Propellers versus Engines

When it comes to propellers there is quite a bit of mystery regarding which propeller is best for a particular engine and vessel. Although there are no sure fire answers, there are some guidelines. The proper propeller is instrumental in getting the maximum performance from your engine, regardless whether yours is gas or diesel, sail or power.

Each engine has a specific rpm where its maximum power is developed. The amount of power developed is a combination of rpm and torque. The faster the engine spins, the more power pulses are made and the more fuel is burned. Hence, the faster the engine turns the more power is developed. If the engine turns faster than it’s governor set for, then the governor will reduce the amount of fuel delivered and reduce the torque, reducing the fuel being burned . Inversely, if the propeller keeps the rpms below rated rpm, the lower rpm reduces the amount of fuel burned and therefore horsepower. A propeller that causes the engine to turn too fast or too slow will reduce the available power.
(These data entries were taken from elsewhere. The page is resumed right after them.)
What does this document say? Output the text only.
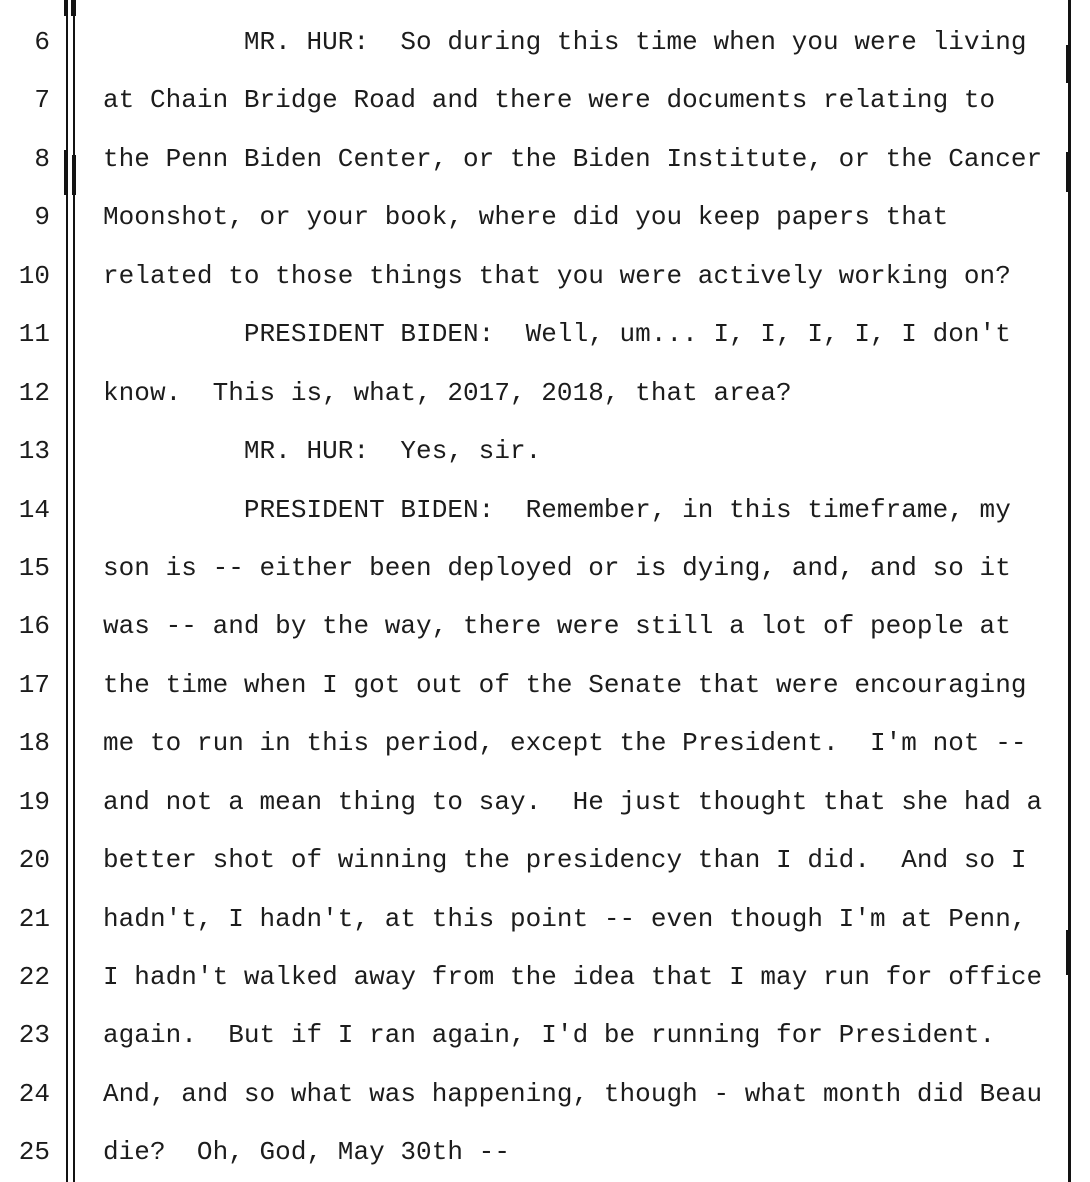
6 MR. HUR:  So during this time when you were living
7 at Chain Bridge Road and there were documents relating to
8 the Penn Biden Center, or the Biden Institute, or the Cancer
9 Moonshot, or your book, where did you keep papers that
10 related to those things that you were actively working on?
11 PRESIDENT BIDEN:  Well, um... I, I, I, I, I don't
12 know.  This is, what, 2017, 2018, that area?
13 MR. HUR:  Yes, sir.
14 PRESIDENT BIDEN:  Remember, in this timeframe, my
15 son is -- either been deployed or is dying, and, and so it
16 was -- and by the way, there were still a lot of people at
17 the time when I got out of the Senate that were encouraging
18 me to run in this period, except the President.  I'm not --
19 and not a mean thing to say.  He just thought that she had a
20 better shot of winning the presidency than I did.  And so I
21 hadn't, I hadn't, at this point -- even though I'm at Penn,
22 I hadn't walked away from the idea that I may run for office
23 again.  But if I ran again, I'd be running for President.
24 And, and so what was happening, though - what month did Beau
25 die?  Oh, God, May 30th --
To determine what the proper rpm is for you particular engine, you need to consult your operator’s manual and look for it’s maximum rated power rpm. This is the rpm your engine should develop when underway in calm water. Some specifications provide “intermittent” power and “continuous” power. The intermittent rpm is the maximum power and is what the propeller should be sized for. Continuous power is the rating that you can cruise the engine at all day long. Take your boat out and get the engine warmed up. Open the throttle slowly until wide open throttle is achieved. With the boat operating at maximum speed, what is your maximum rpm? Is it less, or more, than the “intermittent” rpm in the manual?

Now comes the fun part. What to do with your prop? We’ll give you the simplified version by saying: Rpms are low, reduce pitch: Rpms are high, increase pitch. This is a huge simplification, but that is the basic idea. Most sail boats with a 2:1 transmission will respond by a change of approx. 300rpm for each inch of pitch change on the prop. Power boats can change more or less depending on type of boat, propeller, and gear.

Many owners are apprehensive about running their engines at wide open throttle as they don’t want to damage their engines. Running at rated rpm and throttle should be part of your diesel ( or gas) engines operating procedure. Not for extended periods of time, but just enough to make sure that your engine can still maintain full rpm. Conditions change, fuel load, people and gear load, fouling on the bottom and propellers, all contribute to slowing the boat (and engine) down. If your engine can only achieve 200 rpms less than it used to, then you need to reduce your cruising rpm as well. Otherwise, you will be operating the engine at a higher percentage output than you think.